No, they would all be true if the top nibble was 0xE, the remaining nibble and byte could be anything and they'd all be true. This is because Z, M and S are looking for specific bits being set, as long as they are, it doesn't matter what the other bits are.

jaywhy13
09-12-2009, 12:45 AM
Given the current values of the typeword ( 1) haveZ, haveM and haveS all evaluate to false. I'm thinking that an example of a typeword having a lower value of 1 and also having the z, m and s bits flags set would look like 0xE0000001?

That's not correct? If not correct what would the typeword look like if it the realtype still evaluates to 1 and haveZ, haveM and haveS all evaluate to true? What would that typeword look like?

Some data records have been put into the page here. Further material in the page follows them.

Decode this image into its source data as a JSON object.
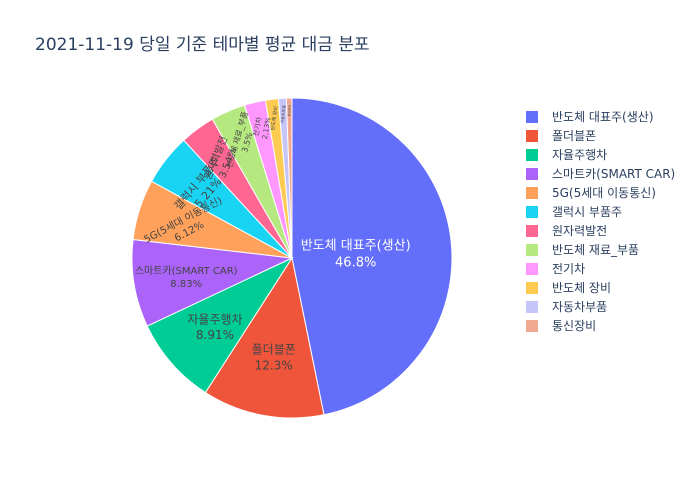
{
  "chart_data": {
    "type": "pie",
    "title": "2021-11-19 당일 기준 테마별 평균 대금 분포",
    "slices": [
      {
        "label": "반도체 대표주(생산)",
        "value": 46.8,
        "percent_text": "46.8%",
        "color": "#636efa"
      },
      {
        "label": "폴더블폰",
        "value": 12.3,
        "percent_text": "12.3%",
        "color": "#ef553b"
      },
      {
        "label": "자율주행차",
        "value": 8.91,
        "percent_text": "8.91%",
        "color": "#00cc96"
      },
      {
        "label": "스마트카(SMART CAR)",
        "value": 8.83,
        "percent_text": "8.83%",
        "color": "#ab63fa"
      },
      {
        "label": "5G(5세대 이동통신)",
        "value": 6.12,
        "percent_text": "6.12%",
        "color": "#ffa15a"
      },
      {
        "label": "갤럭시 부품주",
        "value": 5.21,
        "percent_text": "5.21%",
        "color": "#19d3f3"
      },
      {
        "label": "원자력발전",
        "value": 3.54,
        "percent_text": "3.54%",
        "color": "#ff6692"
      },
      {
        "label": "반도체 재료_부품",
        "value": 3.5,
        "percent_text": "3.5%",
        "color": "#b6e880"
      },
      {
        "label": "전기차",
        "value": 2.13,
        "percent_text": "2.13%",
        "color": "#ff97ff"
      },
      {
        "label": "반도체 장비",
        "value": 1.3,
        "percent_text": "",
        "color": "#fecb52"
      },
      {
        "label": "자동차부품",
        "value": 0.8,
        "percent_text": "",
        "color": "#c6c5fa"
      },
      {
        "label": "통신장비",
        "value": 0.56,
        "percent_text": "",
        "color": "#f0a990"
      }
    ],
    "legend_position": "right",
    "sort": "descending",
    "direction": "clockwise",
    "start_angle": "12 o'clock"
  }
}
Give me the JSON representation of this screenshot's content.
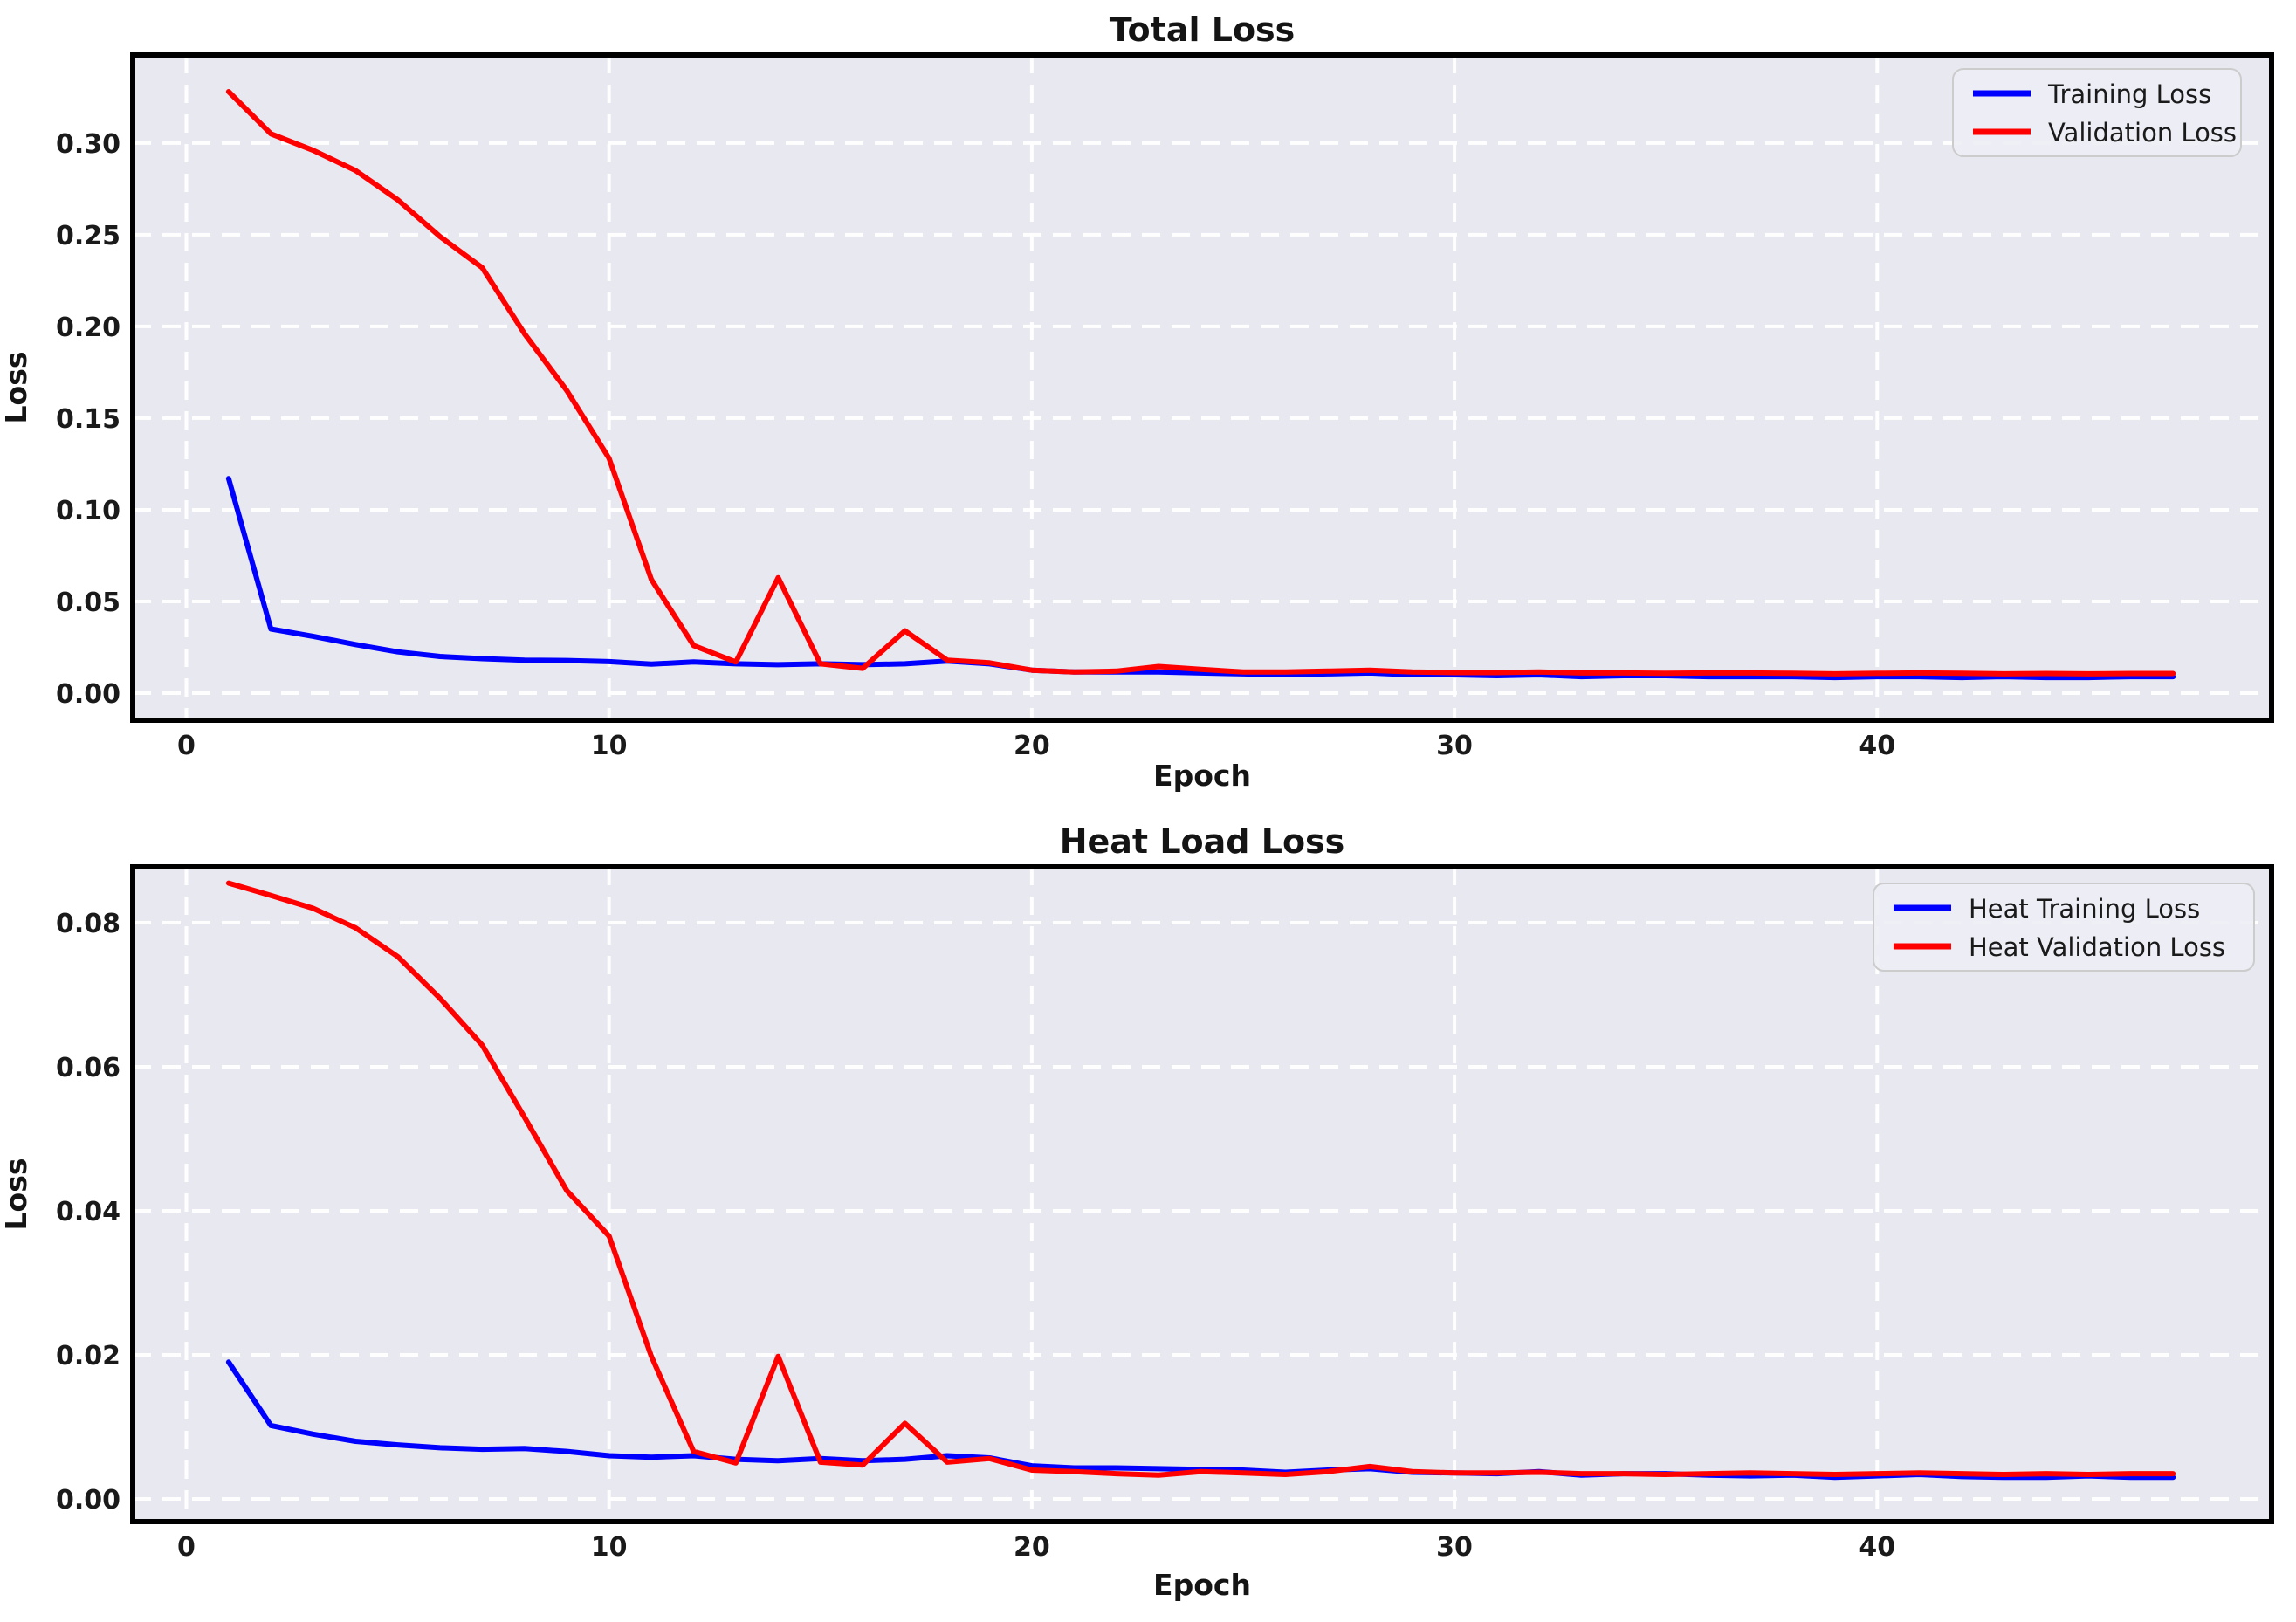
{
  "colors": {
    "training_line": "#0000FF",
    "validation_line": "#FF0000",
    "plot_background": "#E8E8F1",
    "grid": "#FFFFFF",
    "frame": "#000000"
  },
  "chart_data": [
    {
      "type": "line",
      "title": "Total Loss",
      "xlabel": "Epoch",
      "ylabel": "Loss",
      "grid": true,
      "legend_position": "upper right",
      "xlim": [
        -1.27,
        49.33
      ],
      "ylim": [
        -0.01476,
        0.348
      ],
      "xticks": {
        "values": [
          0,
          10,
          20,
          30,
          40
        ],
        "labels": [
          "0",
          "10",
          "20",
          "30",
          "40"
        ]
      },
      "yticks": {
        "values": [
          0.0,
          0.05,
          0.1,
          0.15,
          0.2,
          0.25,
          0.3
        ],
        "labels": [
          "0.00",
          "0.05",
          "0.10",
          "0.15",
          "0.20",
          "0.25",
          "0.30"
        ]
      },
      "x": [
        1,
        2,
        3,
        4,
        5,
        6,
        7,
        8,
        9,
        10,
        11,
        12,
        13,
        14,
        15,
        16,
        17,
        18,
        19,
        20,
        21,
        22,
        23,
        24,
        25,
        26,
        27,
        28,
        29,
        30,
        31,
        32,
        33,
        34,
        35,
        36,
        37,
        38,
        39,
        40,
        41,
        42,
        43,
        44,
        45,
        46,
        47
      ],
      "series": [
        {
          "name": "Training Loss",
          "color": "#0000FF",
          "values": [
            0.117,
            0.035,
            0.031,
            0.0265,
            0.0225,
            0.02,
            0.0188,
            0.018,
            0.0178,
            0.0172,
            0.0158,
            0.017,
            0.016,
            0.0155,
            0.016,
            0.0155,
            0.016,
            0.0175,
            0.016,
            0.0125,
            0.0115,
            0.0115,
            0.0115,
            0.011,
            0.0105,
            0.01,
            0.0105,
            0.011,
            0.01,
            0.01,
            0.0095,
            0.01,
            0.009,
            0.0095,
            0.0095,
            0.009,
            0.009,
            0.009,
            0.0085,
            0.009,
            0.009,
            0.0085,
            0.009,
            0.0085,
            0.0085,
            0.009,
            0.009
          ]
        },
        {
          "name": "Validation Loss",
          "color": "#FF0000",
          "values": [
            0.328,
            0.305,
            0.296,
            0.285,
            0.269,
            0.249,
            0.232,
            0.196,
            0.165,
            0.128,
            0.062,
            0.026,
            0.017,
            0.063,
            0.016,
            0.0135,
            0.034,
            0.018,
            0.0165,
            0.0125,
            0.0115,
            0.012,
            0.0145,
            0.013,
            0.0115,
            0.0115,
            0.012,
            0.0125,
            0.0115,
            0.0112,
            0.0112,
            0.0115,
            0.011,
            0.011,
            0.0108,
            0.011,
            0.011,
            0.0108,
            0.0105,
            0.0108,
            0.011,
            0.0108,
            0.0105,
            0.0107,
            0.0105,
            0.0107,
            0.0107
          ]
        }
      ]
    },
    {
      "type": "line",
      "title": "Heat Load Loss",
      "xlabel": "Epoch",
      "ylabel": "Loss",
      "grid": true,
      "legend_position": "upper right",
      "xlim": [
        -1.27,
        49.33
      ],
      "ylim": [
        -0.00315,
        0.08776
      ],
      "xticks": {
        "values": [
          0,
          10,
          20,
          30,
          40
        ],
        "labels": [
          "0",
          "10",
          "20",
          "30",
          "40"
        ]
      },
      "yticks": {
        "values": [
          0.0,
          0.02,
          0.04,
          0.06,
          0.08
        ],
        "labels": [
          "0.00",
          "0.02",
          "0.04",
          "0.06",
          "0.08"
        ]
      },
      "x": [
        1,
        2,
        3,
        4,
        5,
        6,
        7,
        8,
        9,
        10,
        11,
        12,
        13,
        14,
        15,
        16,
        17,
        18,
        19,
        20,
        21,
        22,
        23,
        24,
        25,
        26,
        27,
        28,
        29,
        30,
        31,
        32,
        33,
        34,
        35,
        36,
        37,
        38,
        39,
        40,
        41,
        42,
        43,
        44,
        45,
        46,
        47
      ],
      "series": [
        {
          "name": "Heat Training Loss",
          "color": "#0000FF",
          "values": [
            0.019,
            0.0102,
            0.009,
            0.008,
            0.0075,
            0.0071,
            0.0069,
            0.007,
            0.0066,
            0.006,
            0.0058,
            0.006,
            0.0055,
            0.0053,
            0.0056,
            0.0053,
            0.0055,
            0.006,
            0.0057,
            0.0046,
            0.0043,
            0.0043,
            0.0042,
            0.0041,
            0.004,
            0.0037,
            0.004,
            0.0042,
            0.0037,
            0.0036,
            0.0035,
            0.0038,
            0.0033,
            0.0035,
            0.0035,
            0.0033,
            0.0032,
            0.0033,
            0.003,
            0.0032,
            0.0034,
            0.0031,
            0.003,
            0.003,
            0.0032,
            0.003,
            0.003
          ]
        },
        {
          "name": "Heat Validation Loss",
          "color": "#FF0000",
          "values": [
            0.0855,
            0.0838,
            0.082,
            0.0793,
            0.0753,
            0.0695,
            0.063,
            0.053,
            0.0428,
            0.0365,
            0.0198,
            0.0066,
            0.005,
            0.0198,
            0.0051,
            0.0047,
            0.0105,
            0.0051,
            0.0056,
            0.004,
            0.0038,
            0.0035,
            0.0033,
            0.0038,
            0.0036,
            0.0034,
            0.0038,
            0.0045,
            0.0038,
            0.0036,
            0.0036,
            0.0037,
            0.0035,
            0.0035,
            0.0034,
            0.0035,
            0.0036,
            0.0035,
            0.0034,
            0.0035,
            0.0036,
            0.0035,
            0.0034,
            0.0035,
            0.0034,
            0.0035,
            0.0035
          ]
        }
      ]
    }
  ]
}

int realtype = typeword & 0x1FFFFFFF; // cut off high flag bits

I understand that 0xE would have z, m and s flags set. I was just wondering what the typeword would need to look like in in order to satisfy realtype = 1 and haveZ, haveM and haveS = true.

oracleguy
09-12-2009, 03:35 AM
I understand that 0xE would have z, m and s flags set. I was just wondering what the typeword would need to look like in in order to satisfy realtype = 1 and haveZ, haveM and haveS = true.

Then it would be: 0xE0000001

jaywhy13
09-13-2009, 07:37 AM
Okay... THANKS ALOT!!!! Great help. Needed this information for a project I was working on!